O nosso gênio Machado de Assis narra em sua obra Ressurreição, que somente a natureza seria capaz de exibir um sarcasmo amplamente benévolo e anódino ao misturar espinhos e rosas. Pois é exatamente disso que se trata este FAZES-ME FALTA, outro livraço da escritora portuguesa Inês Pedrosa, precisamente da sutileza do sarcasmo incutido no amor.
Conheci a literatura de Inês
Pedrosa por acaso; vi um de seus livros na estante de minha ex-mulher. Eu
retirei da prateleira, olhei capa, virei para ver a contracapa, e este me
pareceu desinteressante (O livro era Desamparo, tem resenha sobre esse episódio
aqui no blog). Contudo, a leitura se mostrou um inesperável deleite de poesia
em prosa. Desde então não parei mais de procurar pelos livros de mais essa
exímia representante da belíssima literatura lusitana.
Resumidamente temos aqui a
história de um homem e uma mulher que viveram uma relação de discrepantes
sentimentos e que estão a refletir sobre como isso ocorreu (e ainda ocorre) em
suas existências. O livro é exposto em forma de cartas (no sentido epistolar,
não de cartas propriamente ditas) no qual os dois amantes, um deles já
falecido, sequenciam seus monólogos instigantes e nostálgicos num retrato fidedigno
do luto, da dor e, ao mesmo tempo, da beleza humana. A “falta” que intitula a
obra vai além da mera ausência física de um dos dois, precisamente remete à
noção de perda de nós mesmos, enquanto almas que antes não se reconheciam como
perdidas.
A delicadeza linguística da
autora é o que de mais instigante temos na obra; Inês Pedrosa tece uma
literatura assertivamente ordinária, porque são duas existências em confissões
íntimas, e precisamente ela envolve por sua forma simples. Faz com que nos
apaixonemos pelas personagens, rapidamente, para dentro de uma imersão que
torna inevitável não refletirmos sobre a perda de quem amamos, pois como
mencionei, uma das personagens faz suas reflexões postumamente.

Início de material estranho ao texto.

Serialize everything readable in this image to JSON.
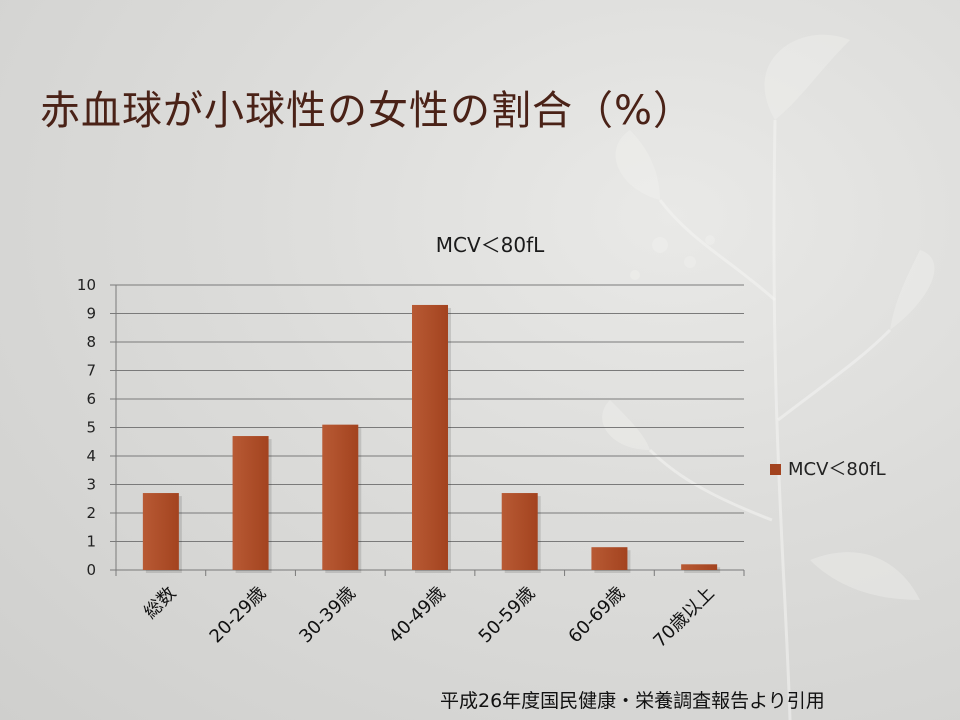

Desse modo,
paira constante um sentimento de vazio e de arrependimento, como se algumas
coisas na vida deixaram de ser vividas ou que simplesmente uma vida se perdeu
cedo demais... enfim.
Há momentos belíssimos que se
tornam ainda mais marcantes pela linguagem afável e verossímil da autora,
cheias de atos involuntários e inexplicáveis. Como quando a personagem liga
para o número do ser amado, apenas para escutar sua voz gravada na secretária
eletrônica, uma vez que este morreu e há o receio na outra de esquecer como era
sua voz... Até o dia em que ele liga e não há mais nenhuma voz do outro lado,
fazendo com que a familiaridade finalmente se perca, vencida pelo
distanciamento irredutível da morte.
Um aspecto interessante ocorre
nas diferenças de sentimentos e constatações feitas ao longo da narrativa. Por
exemplo, a personagem masculina transparece um bocado de culpa por tudo aquilo
que supostamente teria se recusado a desfrutar com sua amada por puro capricho,
assim como há momentos em que este deixa nítido alguma insegurança afetiva de
sua parte. Já a personagem feminina, e minha favorita, apesar de jovem, é
astuta, segura e audaz; expressa seu desapego de convenções sociais e expressa
o destemor daquilo que viu como verniz do anseio de um relacionamento onde o
amor romântico despe-se, dando lugar ao amor de amizade.
FAZES-ME FALTA é uma obra relativamente pequena em tamanho, mas profunda em sentimento. Faz um paralelo extremamente eficiente entre um homem e uma mulher que, distanciados pela implacabilidade da finitude, resolvem trazer à tona o que há de mais palpável em suas almas melancólicas e arrependidas.